Impact of Anhydrite on the Low Salinity EOR Effect in Sandstone Material with High Clay Content

Abstract

At low oil price, using expensive chemicals in EOR methods is not economically feasible. Injecting water of a tailored composition, i. e. Smart Water, is thus a better option. It has previously been shown that injecting a brine of low salinity (LS), very often results in an increased oil production. In laboratory experiments it has been found that an “in situ” induced pH increase is a key parameter to experiencing a LS EOR effect in sandstones. In a field situation, e.g. Endicott, this pH increase is rarely observed, due to pH buffering by fluids, minerals and sour gases. When a LS injection brine is introduced into a core containing crude oil and high salinity (HS) formation water, desorption of cations from the mineral surface, and a subsequent adsorption of protons, H , leaves OH-, which increases pH. At high OH- concentrations, the acidic and basic polar organic molecules attached to the mineral surface transform into species of lower affinity to the mineral surface, and are released, leading to increased oil recovery. However, the different minerals present in sandstone can influence the induced pH increase.

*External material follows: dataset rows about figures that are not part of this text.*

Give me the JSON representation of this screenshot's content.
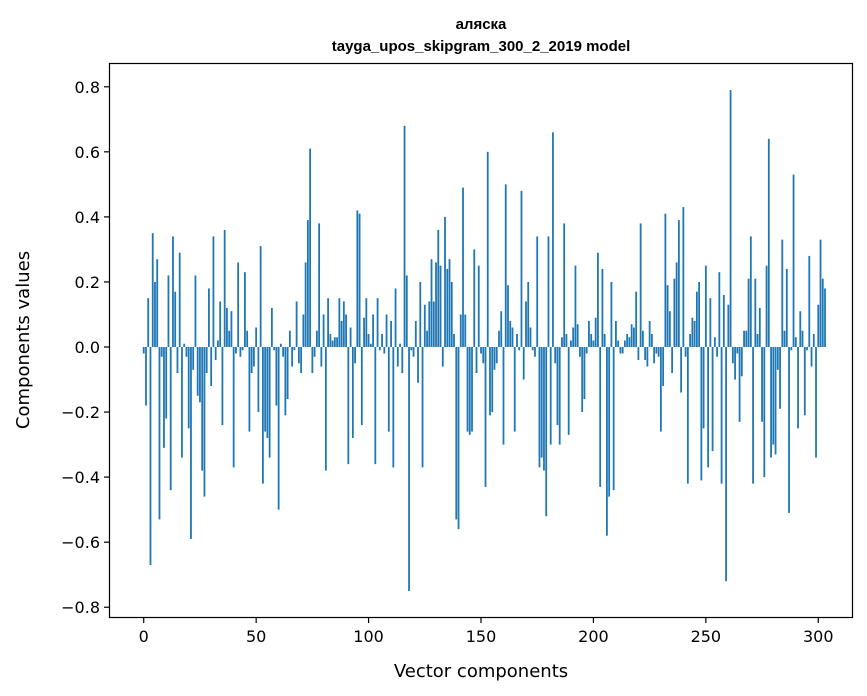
{
  "chart_data": {
    "type": "bar",
    "title": "аляска",
    "subtitle": "tayga_upos_skipgram_300_2_2019 model",
    "xlabel": "Vector components",
    "ylabel": "Components values",
    "xlim": [
      -15,
      315
    ],
    "ylim": [
      -0.83,
      0.87
    ],
    "xticks": [
      0,
      50,
      100,
      150,
      200,
      250,
      300
    ],
    "xtick_labels": [
      "0",
      "50",
      "100",
      "150",
      "200",
      "250",
      "300"
    ],
    "yticks": [
      -0.8,
      -0.6,
      -0.4,
      -0.2,
      0.0,
      0.2,
      0.4,
      0.6,
      0.8
    ],
    "ytick_labels": [
      "−0.8",
      "−0.6",
      "−0.4",
      "−0.2",
      "0.0",
      "0.2",
      "0.4",
      "0.6",
      "0.8"
    ],
    "grid": false,
    "bar_color": "#1f77b4",
    "x_start": 0,
    "values": [
      -0.02,
      -0.18,
      0.15,
      -0.67,
      0.35,
      0.2,
      0.27,
      -0.53,
      -0.03,
      -0.31,
      -0.22,
      0.22,
      -0.44,
      0.34,
      0.17,
      -0.08,
      0.29,
      -0.34,
      0.01,
      -0.03,
      -0.25,
      -0.59,
      -0.07,
      0.22,
      -0.15,
      -0.17,
      -0.38,
      -0.46,
      -0.08,
      0.18,
      -0.12,
      0.34,
      -0.04,
      0.02,
      0.14,
      -0.24,
      0.36,
      0.12,
      0.05,
      0.11,
      -0.37,
      -0.02,
      0.26,
      -0.03,
      -0.01,
      0.23,
      0.05,
      -0.26,
      -0.08,
      -0.06,
      0.06,
      -0.2,
      0.31,
      -0.42,
      -0.26,
      -0.28,
      -0.34,
      0.12,
      -0.01,
      -0.18,
      -0.5,
      0.01,
      -0.03,
      -0.21,
      -0.16,
      0.05,
      -0.06,
      -0.01,
      0.14,
      -0.05,
      -0.08,
      0.1,
      0.26,
      0.39,
      0.61,
      -0.08,
      -0.03,
      0.05,
      0.38,
      -0.06,
      0.1,
      -0.38,
      0.15,
      0.04,
      0.02,
      0.03,
      0.03,
      0.15,
      0.08,
      0.14,
      0.1,
      -0.36,
      0.06,
      -0.28,
      -0.05,
      0.42,
      0.41,
      -0.24,
      0.09,
      0.15,
      0.04,
      0.01,
      0.1,
      -0.36,
      0.15,
      -0.01,
      0.04,
      -0.02,
      0.1,
      -0.26,
      0.08,
      -0.37,
      0.18,
      -0.06,
      0.01,
      -0.08,
      0.68,
      0.22,
      -0.75,
      -0.01,
      -0.03,
      0.08,
      -0.11,
      0.2,
      -0.37,
      0.13,
      0.05,
      0.14,
      0.27,
      0.14,
      0.26,
      0.36,
      0.25,
      -0.06,
      0.4,
      0.24,
      0.27,
      0.2,
      0.04,
      -0.53,
      -0.56,
      0.1,
      0.49,
      0.1,
      -0.26,
      -0.27,
      -0.26,
      0.3,
      -0.08,
      0.25,
      -0.02,
      -0.05,
      -0.43,
      0.6,
      -0.21,
      -0.2,
      -0.07,
      -0.05,
      0.05,
      0.11,
      -0.3,
      0.5,
      0.19,
      0.08,
      0.06,
      -0.26,
      0.04,
      -0.01,
      0.48,
      -0.1,
      0.14,
      0.2,
      0.06,
      -0.01,
      -0.03,
      0.34,
      -0.37,
      -0.34,
      -0.38,
      -0.52,
      0.34,
      -0.3,
      0.66,
      -0.05,
      -0.24,
      -0.3,
      0.03,
      0.38,
      0.04,
      -0.27,
      0.02,
      0.06,
      0.25,
      0.07,
      -0.03,
      -0.2,
      -0.16,
      -0.02,
      0.08,
      0.04,
      0.02,
      0.09,
      0.29,
      -0.43,
      0.24,
      0.04,
      -0.58,
      -0.46,
      0.2,
      -0.44,
      0.08,
      0.02,
      -0.02,
      -0.02,
      0.02,
      0.04,
      0.03,
      0.07,
      0.06,
      0.17,
      -0.04,
      0.38,
      0.05,
      -0.04,
      -0.06,
      0.08,
      0.04,
      -0.05,
      -0.02,
      -0.03,
      -0.26,
      -0.12,
      0.41,
      0.19,
      0.11,
      -0.08,
      0.21,
      0.26,
      0.39,
      -0.14,
      0.43,
      -0.03,
      -0.42,
      0.04,
      0.09,
      0.08,
      0.17,
      0.2,
      -0.41,
      -0.25,
      0.25,
      -0.37,
      0.15,
      -0.32,
      0.03,
      -0.03,
      0.23,
      -0.42,
      0.16,
      -0.72,
      0.13,
      0.79,
      -0.05,
      -0.1,
      -0.02,
      -0.23,
      -0.09,
      0.05,
      0.05,
      0.21,
      0.34,
      -0.42,
      0.21,
      0.04,
      0.12,
      -0.23,
      -0.4,
      0.25,
      0.64,
      -0.34,
      -0.3,
      -0.33,
      -0.07,
      -0.19,
      0.33,
      0.05,
      0.24,
      -0.51,
      -0.01,
      0.53,
      0.03,
      -0.25,
      0.11,
      0.05,
      -0.21,
      -0.01,
      0.28,
      -0.06,
      0.04,
      -0.34,
      0.13,
      0.33,
      0.21,
      0.18
    ]
  }
}
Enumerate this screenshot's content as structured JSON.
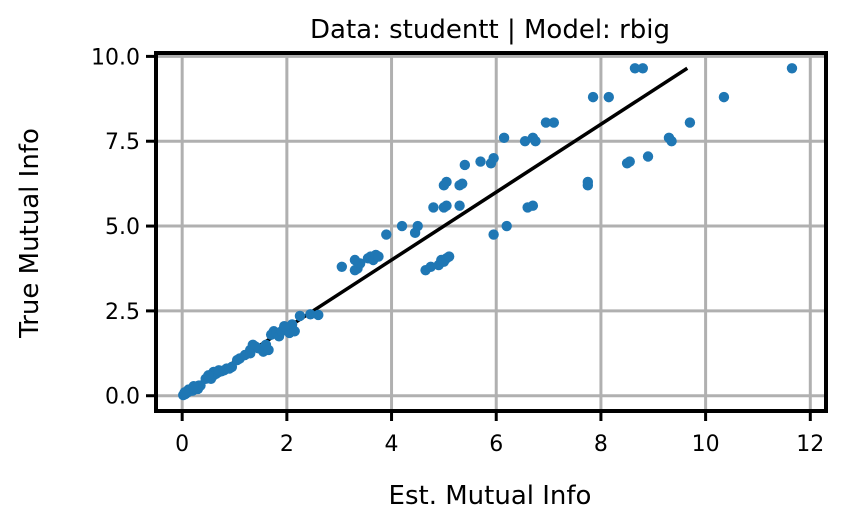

A pH screening test has been developed to investigate the minerals’ influence on pH. Clays are the main wetting materials in sandstone rocks, and they are also known to be cation exchangers, which can influence pH in the system. Feldspars have also been shown to influence pH in both a positive and a negative way, the latter responsible for the poor LS effect in the Snorre field on the NCS. A mineral often present in reservoir rock, but usually ignored, is anhydrite, CaSO4. In this paper the LS EOR potential in reservoir sandstone containing anhydrite and significant clay content was tested. Because of the amount of clays, this reservoir should be a good candidate for LS injection. The LS EOR potential was investigated using the pH screening test, oil recovery tests and chemical analyses. The main results from this study showed that reservoir core material containing anhydrite experienced poor LS EOR effects. When LS brine is injected into a reservoir containing anhydrite, some of the anhydrite dissolves and prevents parts of the cation desorption from the clay surface, thereby lowering the pH increase needed to observe increased oil recovery. Based on this study, other minerals than clays, such as anhydrite, can have a serious influence on the reservoir LS EOR potential, and should not be overlooked.